NIV Congres

Background Part of the antigen-specific memory T-cells generated against pathogens, such as cytomegalovirus (CMV) and Epstein-Barr virus (EBV) can also respond to allo-antigens, so called heterologous immunity. In kidney transplant recipients, the presence of virus specific T-cells with cross-reactivity to allo-antigens of donor origin might impair allograft function and survival. To study the role of heterologous immunity we developed a method to analyze the frequency and function of virus-specific T-cells with cross-reactivity against allo-antigens.

Methods We used peripheral blood mononuclear cells (PBMCs) from 5 healthy individuals known to have circulating CMV- or EBV-specific T-cells, which could be detected by tetramer-staining. PBMCs were used directly, or were labelled with CFSE and cultured for 6 days either with allogeneic stimulator cells in a mixed lymphocyte reaction (MLR) or with viral peptide and IL-2 to expand respectively allo- and virus-specific T-cells. Cells were (re-) stimulated for 6h with allogeneic cells or peptide loaded-autologous PBMCs and analyzed by flow cytometry. We identified cross-reactive CD8+ T-cells as tetramer+ and CFSEdim in MLRs. 

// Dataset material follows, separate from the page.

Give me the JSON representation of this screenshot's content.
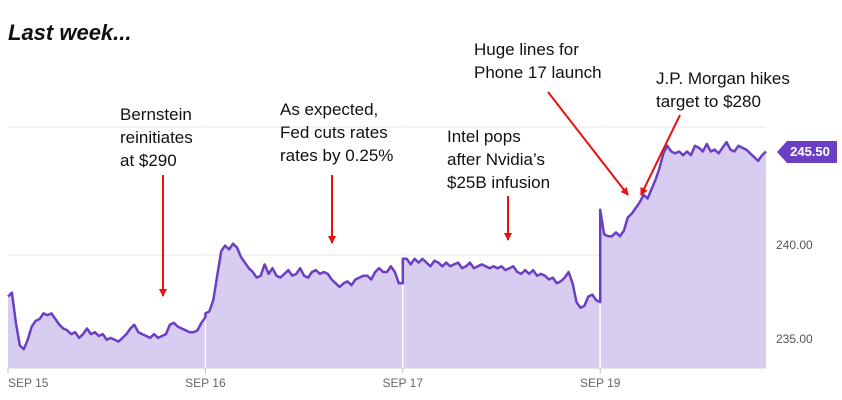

Results Viral-antigen dose-dependently induced cytokine production and expression of the degranulation marker CD107α in virus-specific T-cells analyzed directly or expanded by either viral- or allo-antigen stimulation. Interestingly, EBV-specific T-cells, which have an effector-memory phenotype, produced both IFNγ and IL-2, whereas effector type CMV-specific T-cells produced only IFNγ. Re-stimulation with allo-antigen induced IFNγ in a small but specific percentage of T-cells which had expanded upon stimulation by viral peptide. These findings confirm that cross-reactive T cells responding to both allo- and viral- antigens can be detected in vitro by proliferation, IFNγ production and degranulation. We could not identify cross-reactive allo-specific T-cells by intracellular cytokine staining directly ex vivo, suggesting that the activation state of cells determines their capacity to secrete cytokines.   

Conclusion Together these results show that frequency and function of cross-reactive T-cells can be analyzed in vitro.